Réfléchir m’épuise. Pourtant mon psy m’a dit un jour que j’étais une virtuose de la pensée. C’était flatteur. Mais faux. Je suis virtuose de l’esquive. Je pense trop. Trop vite. Jamais à ce qui compte. Je me perds dans les méandres des détails les plus insignifiants. Ils deviennent catastrophes dans mon imaginaire apocalyptique. Ça va dans tous les sens.
Je ne sais pas penser. Il me faut écrire pour tenter de retenir quelque chose. Sinon ça s’effiloche. Ça s’effondre comme un château de carte. Cécile Coulon parlait un jour du conseil que lui avait donné Fred Vargas. Ne pas écrire pendant les phases préliminaires de la fiction parce que les bonnes idées survivraient d’elles-mêmes. Je suis de l’équipe plus commune de Joan Didion qui évoque dans The Year of Magical Thinking les bouts de papiers que son mari écrivain emportait partout pour ne pas perdre les pensées toujours prêtes à s’effilocher.

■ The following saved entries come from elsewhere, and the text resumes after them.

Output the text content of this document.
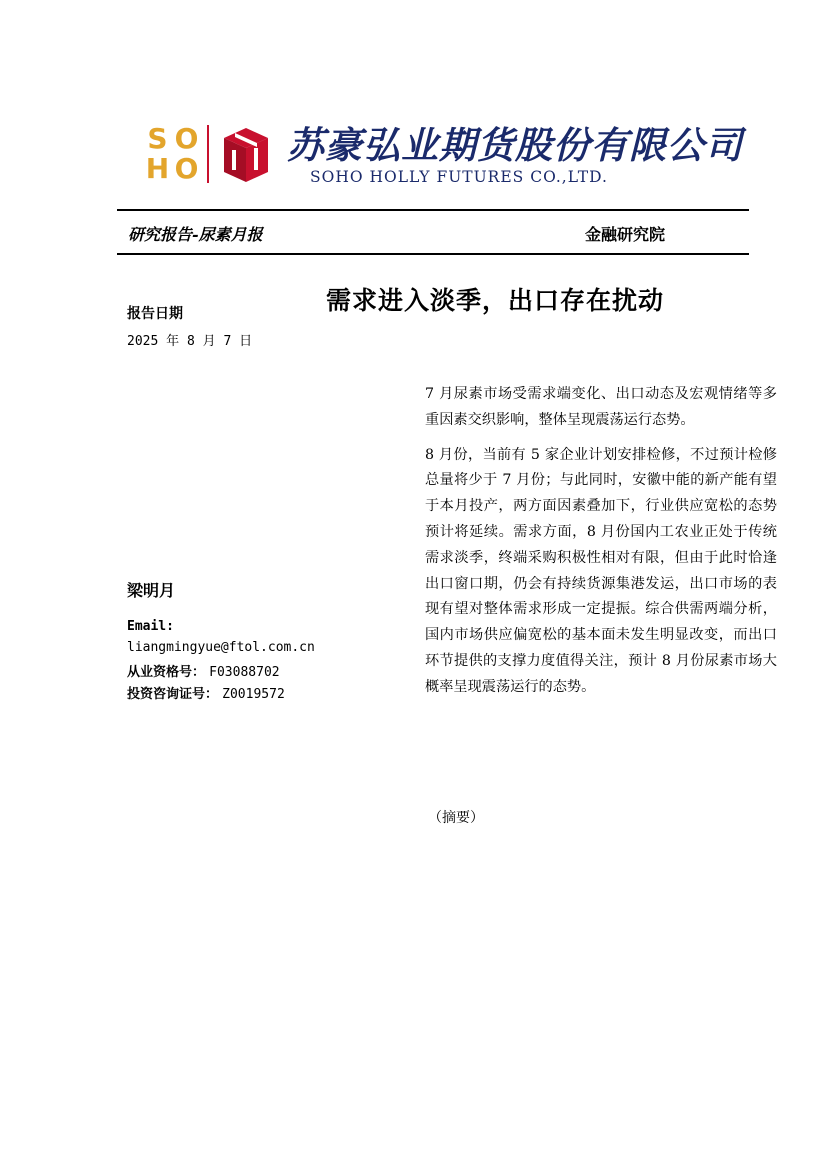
S O
H O
苏豪弘业期货股份有限公司
SOHO HOLLY FUTURES CO.,LTD.
研究报告-尿素月报	金融研究院
需求进入淡季，出口存在扰动
报告日期
2025 年 8 月 7 日
梁明月
Email:
liangmingyue@ftol.com.cn
从业资格号： F03088702
投资咨询证号： Z0019572

7 月尿素市场受需求端变化、出口动态及宏观情绪等多重因素交织影响，整体呈现震荡运行态势。

8 月份，当前有 5 家企业计划安排检修，不过预计检修总量将少于 7 月份；与此同时，安徽中能的新产能有望于本月投产，两方面因素叠加下，行业供应宽松的态势预计将延续。需求方面，8 月份国内工农业正处于传统需求淡季，终端采购积极性相对有限，但由于此时恰逢出口窗口期，仍会有持续货源集港发运，出口市场的表现有望对整体需求形成一定提振。综合供需两端分析，国内市场供应偏宽松的基本面未发生明显改变，而出口环节提供的支撑力度值得关注，预计 8 月份尿素市场大概率呈现震荡运行的态势。

（摘要）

Mes idées survivent à peine à leur formulation. C’est comme si j’étais défoncé.e H24 et que mes pensées se perdaient dans les volutes de fumée. Qu’elles s’échappaient m’échappaient sans cesse. Sans retour possible. Traumatisées.
Mais avec l’écriture les mots et les idées s’entrechoquent. Ils deviennent quelque chose de neuf. Rien ne se perd rien ne se crée tout se transforme. On disait tout le temps ça à mamie. Mais les règles de Lavoisier s’appliquent aussi à la poésie. À l’écriture. À la vie. Je ne sais pas ce que j’ai vécu. Je suis incapable d’en mesurer la portée. Car ma présence bornée par mes maigres connaissances et mon corps faillible est aveuglée. Je ne sais pas ce que j’ai vécu. Ni ce que j’en pense. Qui je suis. Qui j’étais. Qui je deviendrai. Si je deviendrais.
Les cellules se régénèrent tous les jours. Tous les jours le corps se défait se refait se défile avant de s’effondrer de redevenir humus en bas des oliviers.
En attendant mon corps mourant trace son fil.
Danse funambule sur les décombres quand sa mémoire cède.